The complaint pleaded the insurer’s alleged refusal to pay full medical benefits, and the alleged consequences of that refusal vis-à-vis the insured and third parties. The insurer focused its motion on striking four specific paragraphs of the complaint.

The first two paragraphs raised the insurer’s advertisements directed to members of the military. The insured, a long serving Army veteran, alleged that he relied on representations and warranties made in these advertisements, which the insurer breached. The court agreed to strike these two paragraphs as irrelevant to the issue of whether the insurer breached a duty under the policy itself, or violated the bad faith statute. In addition, the court found these warranty averments prejudicial, as they could lead a jury to believe the insurer owed duties outside the policy.

The court, however, refused to strike the other two paragraphs at issue.

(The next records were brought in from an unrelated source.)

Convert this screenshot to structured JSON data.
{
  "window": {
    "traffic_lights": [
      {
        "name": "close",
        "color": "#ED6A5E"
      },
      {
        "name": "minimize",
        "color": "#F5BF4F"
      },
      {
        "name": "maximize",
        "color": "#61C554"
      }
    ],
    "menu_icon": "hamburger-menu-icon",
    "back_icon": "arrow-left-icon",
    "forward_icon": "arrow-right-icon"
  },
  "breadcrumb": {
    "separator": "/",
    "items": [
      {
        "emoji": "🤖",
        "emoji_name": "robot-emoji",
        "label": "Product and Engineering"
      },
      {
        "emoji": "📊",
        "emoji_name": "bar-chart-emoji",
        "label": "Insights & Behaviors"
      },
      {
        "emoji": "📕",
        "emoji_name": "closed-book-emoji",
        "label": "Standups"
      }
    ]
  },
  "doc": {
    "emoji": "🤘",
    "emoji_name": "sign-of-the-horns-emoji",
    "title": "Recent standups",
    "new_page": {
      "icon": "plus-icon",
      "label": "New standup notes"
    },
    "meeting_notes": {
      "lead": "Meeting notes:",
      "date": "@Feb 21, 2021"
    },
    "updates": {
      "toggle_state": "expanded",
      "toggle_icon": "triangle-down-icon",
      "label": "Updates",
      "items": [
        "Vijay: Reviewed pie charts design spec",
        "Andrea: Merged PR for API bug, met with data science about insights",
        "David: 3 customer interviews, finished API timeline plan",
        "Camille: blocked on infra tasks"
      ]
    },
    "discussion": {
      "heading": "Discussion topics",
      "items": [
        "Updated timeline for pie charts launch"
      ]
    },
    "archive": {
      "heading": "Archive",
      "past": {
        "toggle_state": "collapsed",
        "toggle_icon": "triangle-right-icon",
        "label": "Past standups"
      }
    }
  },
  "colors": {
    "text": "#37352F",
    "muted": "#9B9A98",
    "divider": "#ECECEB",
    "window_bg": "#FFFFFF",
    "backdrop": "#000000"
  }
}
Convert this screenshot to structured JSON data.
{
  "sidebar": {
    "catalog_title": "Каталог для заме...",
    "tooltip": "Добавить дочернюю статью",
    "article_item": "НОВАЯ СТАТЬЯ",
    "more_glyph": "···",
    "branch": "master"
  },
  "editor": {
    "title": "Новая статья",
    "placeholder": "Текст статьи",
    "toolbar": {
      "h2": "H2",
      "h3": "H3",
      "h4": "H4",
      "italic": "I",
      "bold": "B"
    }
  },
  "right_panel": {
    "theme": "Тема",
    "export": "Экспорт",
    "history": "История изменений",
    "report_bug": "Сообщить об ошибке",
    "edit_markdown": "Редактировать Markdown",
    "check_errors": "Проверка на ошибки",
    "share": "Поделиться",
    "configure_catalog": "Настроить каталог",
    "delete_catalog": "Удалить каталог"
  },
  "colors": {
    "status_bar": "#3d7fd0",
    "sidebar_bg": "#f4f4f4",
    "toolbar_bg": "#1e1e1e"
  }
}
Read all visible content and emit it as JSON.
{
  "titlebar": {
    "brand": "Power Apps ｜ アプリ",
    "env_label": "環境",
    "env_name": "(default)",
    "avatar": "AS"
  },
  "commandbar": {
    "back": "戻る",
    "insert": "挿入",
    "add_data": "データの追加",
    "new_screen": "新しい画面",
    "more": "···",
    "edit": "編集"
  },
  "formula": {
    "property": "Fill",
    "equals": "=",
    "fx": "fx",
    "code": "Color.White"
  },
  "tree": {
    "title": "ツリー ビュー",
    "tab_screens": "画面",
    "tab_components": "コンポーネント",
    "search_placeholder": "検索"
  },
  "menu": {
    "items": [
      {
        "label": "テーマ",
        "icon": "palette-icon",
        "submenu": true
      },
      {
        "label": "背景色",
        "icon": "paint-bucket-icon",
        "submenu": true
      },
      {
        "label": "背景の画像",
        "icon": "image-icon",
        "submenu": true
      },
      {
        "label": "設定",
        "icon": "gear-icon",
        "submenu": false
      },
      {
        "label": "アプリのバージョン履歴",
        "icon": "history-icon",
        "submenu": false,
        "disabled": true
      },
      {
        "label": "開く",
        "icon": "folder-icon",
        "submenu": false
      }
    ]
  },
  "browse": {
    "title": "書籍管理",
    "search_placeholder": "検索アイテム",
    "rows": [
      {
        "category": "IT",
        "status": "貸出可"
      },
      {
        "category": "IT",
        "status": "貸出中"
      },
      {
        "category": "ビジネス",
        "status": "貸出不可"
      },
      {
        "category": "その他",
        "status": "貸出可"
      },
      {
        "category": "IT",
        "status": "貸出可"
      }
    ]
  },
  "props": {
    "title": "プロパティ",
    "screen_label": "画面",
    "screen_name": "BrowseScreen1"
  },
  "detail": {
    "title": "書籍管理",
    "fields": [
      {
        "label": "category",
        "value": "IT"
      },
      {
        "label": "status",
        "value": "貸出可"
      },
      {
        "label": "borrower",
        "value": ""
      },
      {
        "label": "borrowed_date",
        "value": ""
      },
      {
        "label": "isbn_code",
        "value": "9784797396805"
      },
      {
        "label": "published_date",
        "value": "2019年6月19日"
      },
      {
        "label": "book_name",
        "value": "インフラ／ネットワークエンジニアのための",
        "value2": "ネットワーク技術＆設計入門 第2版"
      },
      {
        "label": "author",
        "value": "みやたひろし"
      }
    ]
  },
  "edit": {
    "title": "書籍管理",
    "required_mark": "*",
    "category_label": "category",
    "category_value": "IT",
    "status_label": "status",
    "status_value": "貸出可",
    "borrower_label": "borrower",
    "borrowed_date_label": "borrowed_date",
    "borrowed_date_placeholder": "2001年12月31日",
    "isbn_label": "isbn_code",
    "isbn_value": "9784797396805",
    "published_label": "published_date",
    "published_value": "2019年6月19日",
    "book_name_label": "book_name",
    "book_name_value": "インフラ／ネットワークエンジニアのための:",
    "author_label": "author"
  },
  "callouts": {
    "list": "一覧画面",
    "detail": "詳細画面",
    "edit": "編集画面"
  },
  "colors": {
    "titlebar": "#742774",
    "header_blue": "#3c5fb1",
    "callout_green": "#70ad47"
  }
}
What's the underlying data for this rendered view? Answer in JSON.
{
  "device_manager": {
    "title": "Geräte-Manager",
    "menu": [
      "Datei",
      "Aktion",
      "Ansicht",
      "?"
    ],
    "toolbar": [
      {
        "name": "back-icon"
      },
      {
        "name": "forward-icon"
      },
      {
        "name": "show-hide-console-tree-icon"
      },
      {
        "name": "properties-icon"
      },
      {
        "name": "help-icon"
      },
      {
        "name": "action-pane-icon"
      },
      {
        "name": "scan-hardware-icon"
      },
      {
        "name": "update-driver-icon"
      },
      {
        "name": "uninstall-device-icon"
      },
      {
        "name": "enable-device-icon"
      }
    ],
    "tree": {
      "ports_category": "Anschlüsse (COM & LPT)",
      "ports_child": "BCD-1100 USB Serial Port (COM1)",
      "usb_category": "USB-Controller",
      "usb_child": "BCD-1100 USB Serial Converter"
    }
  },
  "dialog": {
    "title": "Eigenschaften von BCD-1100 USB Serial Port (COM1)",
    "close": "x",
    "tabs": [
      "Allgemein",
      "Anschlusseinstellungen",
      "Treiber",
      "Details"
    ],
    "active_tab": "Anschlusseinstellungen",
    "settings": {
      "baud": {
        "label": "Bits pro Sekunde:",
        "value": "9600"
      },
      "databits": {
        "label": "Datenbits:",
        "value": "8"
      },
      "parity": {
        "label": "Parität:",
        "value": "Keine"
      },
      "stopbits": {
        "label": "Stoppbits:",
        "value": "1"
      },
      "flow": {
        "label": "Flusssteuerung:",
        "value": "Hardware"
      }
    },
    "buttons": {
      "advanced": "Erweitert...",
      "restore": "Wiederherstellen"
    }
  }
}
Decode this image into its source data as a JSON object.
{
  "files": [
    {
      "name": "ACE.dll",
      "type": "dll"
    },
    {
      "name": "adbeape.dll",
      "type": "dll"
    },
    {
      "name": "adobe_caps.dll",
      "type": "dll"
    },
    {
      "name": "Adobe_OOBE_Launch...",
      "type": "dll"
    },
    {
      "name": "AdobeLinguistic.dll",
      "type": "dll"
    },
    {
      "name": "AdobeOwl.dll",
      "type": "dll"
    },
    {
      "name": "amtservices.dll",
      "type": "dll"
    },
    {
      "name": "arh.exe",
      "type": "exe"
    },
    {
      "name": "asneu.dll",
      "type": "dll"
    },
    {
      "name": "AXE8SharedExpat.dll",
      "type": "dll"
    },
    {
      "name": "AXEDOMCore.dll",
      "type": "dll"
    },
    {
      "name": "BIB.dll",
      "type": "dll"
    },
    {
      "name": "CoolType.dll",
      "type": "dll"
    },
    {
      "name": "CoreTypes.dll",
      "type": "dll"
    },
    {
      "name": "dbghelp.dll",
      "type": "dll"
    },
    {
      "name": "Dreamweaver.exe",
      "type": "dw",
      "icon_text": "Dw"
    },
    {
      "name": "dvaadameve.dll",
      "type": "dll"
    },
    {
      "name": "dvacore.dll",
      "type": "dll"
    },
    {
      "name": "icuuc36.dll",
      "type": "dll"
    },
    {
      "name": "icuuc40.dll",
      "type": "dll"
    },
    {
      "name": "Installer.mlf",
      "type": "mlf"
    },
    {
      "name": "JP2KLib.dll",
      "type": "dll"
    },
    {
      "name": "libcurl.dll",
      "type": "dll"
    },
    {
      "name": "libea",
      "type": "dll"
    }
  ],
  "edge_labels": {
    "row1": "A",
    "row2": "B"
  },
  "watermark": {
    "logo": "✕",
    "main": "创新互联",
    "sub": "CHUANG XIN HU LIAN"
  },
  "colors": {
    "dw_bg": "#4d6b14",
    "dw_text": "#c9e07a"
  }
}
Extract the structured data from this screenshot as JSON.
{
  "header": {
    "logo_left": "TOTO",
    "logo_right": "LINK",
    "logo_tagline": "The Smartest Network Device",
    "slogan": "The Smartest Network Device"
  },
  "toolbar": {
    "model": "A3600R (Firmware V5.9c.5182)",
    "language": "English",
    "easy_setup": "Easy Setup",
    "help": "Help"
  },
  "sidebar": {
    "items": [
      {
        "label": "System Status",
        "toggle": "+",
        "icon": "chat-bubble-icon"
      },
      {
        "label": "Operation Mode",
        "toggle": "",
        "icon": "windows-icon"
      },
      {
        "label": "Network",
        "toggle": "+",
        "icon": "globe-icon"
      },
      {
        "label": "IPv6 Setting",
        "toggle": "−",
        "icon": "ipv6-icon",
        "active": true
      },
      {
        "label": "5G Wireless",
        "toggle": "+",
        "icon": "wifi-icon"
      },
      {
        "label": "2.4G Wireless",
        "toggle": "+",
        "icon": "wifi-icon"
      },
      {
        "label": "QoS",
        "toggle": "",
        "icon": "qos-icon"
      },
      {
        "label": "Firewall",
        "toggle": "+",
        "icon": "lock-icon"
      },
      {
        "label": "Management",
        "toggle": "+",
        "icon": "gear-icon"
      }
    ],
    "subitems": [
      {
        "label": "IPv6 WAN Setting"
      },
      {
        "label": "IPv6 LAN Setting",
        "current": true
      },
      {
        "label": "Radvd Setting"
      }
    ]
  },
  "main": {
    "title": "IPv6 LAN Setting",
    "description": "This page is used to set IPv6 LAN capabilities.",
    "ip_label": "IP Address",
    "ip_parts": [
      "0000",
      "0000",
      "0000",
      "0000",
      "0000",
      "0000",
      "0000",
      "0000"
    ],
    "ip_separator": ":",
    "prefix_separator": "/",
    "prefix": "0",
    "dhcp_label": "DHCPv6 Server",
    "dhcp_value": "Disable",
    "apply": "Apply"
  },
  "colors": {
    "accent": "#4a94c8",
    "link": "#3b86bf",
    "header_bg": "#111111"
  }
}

One of these paragraphs included an averment that the insurer refused to pay a benefit due, while also mentioning grievances directed at third parties. The alleged refusal to pay the insured was enough to preserve this paragraph, even though the allegations regarding third parties may not be actionable.

As to the final paragraph at issue, the insurer took the position that the injuries at issue did not arise from the accident. The insured argued the ramifications of this erroneous position posed a variety of detriments to him, with simultaneous advantages to the insurer. While the paragraph did have some focus on contingent future conduct, it still alleged the insurer had already refused to pay for medical treatment, and how this refusal might be used by the insurer to its advantage in limiting payments or evidence. The court held: “These averments could bear some possible relation to whether Defendant … breached a duty owed under the Policy or imposed by Pennsylvania’s bad faith statute. See Rancosky v. Wash. Nat’l Ins. Co., 642 Pa. 153, 170 A.3d 364, 365 (Pa. 2017) (finding that evidence of an insurance company’s motive of self-interest or ill-will may be probative of a bad faith claim).”

Date of Decision: May 6, 2018

Bacon v. USAA Casualty Insurance Co., U. S. District Court Middle District of Pennsylvania No. 1:18-cv-01686, 2019 U.S. Dist. LEXIS 76218, 2019 WL 1988214 (M.D. Pa. May 6, 2019) (Kane, J.)